En días pasados el periódico El Universal dedicó dos contundentes editoriales a la importancia de la transparencia en contratación estatal. Con el fin de alimentar el debate sobre la corrupción en la contratación traigo a cuento la agenda inicial instaurada con el modelo económico de la Carta, derivada del Consenso de Washignton: reducir el tamaño del Estado, permitir una participación más activa de los particulares en la prestación de servicios públicos mediante prácticas gerenciales más eficientes, como lo enseña el tratadista Alejandro Nieto (1975).
Nuestra postura es que la transparencia es resultado de procesos contractuales eficientes que dependen más de reglas económicas frías, que de la protección sin norte claro de la moral pública.

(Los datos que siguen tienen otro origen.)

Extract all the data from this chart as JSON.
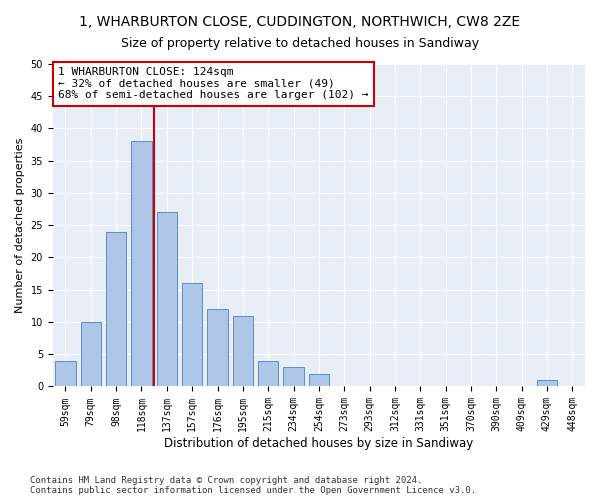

Se exige que la adiquisición de bienes y serivicios se haga al mejor precio y en las mejores condiciones. Esta postura, que podría parecer simplista, se ve desdibujada por el excesivo ritual existente en materia de contratación estatal, donde una licitación puede tardar hasta siete meses (sin contar que puede ser delcarada desierta).
El principio de eficiencia se patentiza en la expresa e insoslayable obligación que tiene la administración de planear de forma clara, adecuada, racional y contextualizada el gasto público. Este ejercicio va más allá del simpe diseño de un plan de compras y adquisiciones para cada vigencia fiscal; obliga al Ejecutivo a presupuestar los ítems que garanticen el funcionamiento cotidiano del Estado hasta la previsión de circunstancias poco probables pero defitinitivamente posibles, como catástrofes naturales o la atención especial que demandan algunos sectores de la población.
La práctica contractual nacional ha dejado en evidencia que las modificaciones, adiciones u otrosíes se han convertido en la regla general, muy a pesar de haber sido diseñadas como opciones excepcionales de corregir o redireccionar algunos aspectos puntuales en la ejecución del contrato estatal; incluso en la etapa precontractual abundan las adendas, denotando una clara muestra de improvisación y consecuncialmente de violación del principio de eficiciencia; esto trae como triste resultado el incremento de la corrupción.
En suma, la transparencia debería ser una consecuencia natural de la libre competencia en calidad y precio, enmarcada en la eficiente planeación a la hora de satisfacer las necesidades del conglomerado y no lo contrario, blindar al extremo contratos mal estructurados que a la postre terminan permeados por los corruptos.
Por: Uriel Ángel Pérez Márquez. Abogado, docente universitario.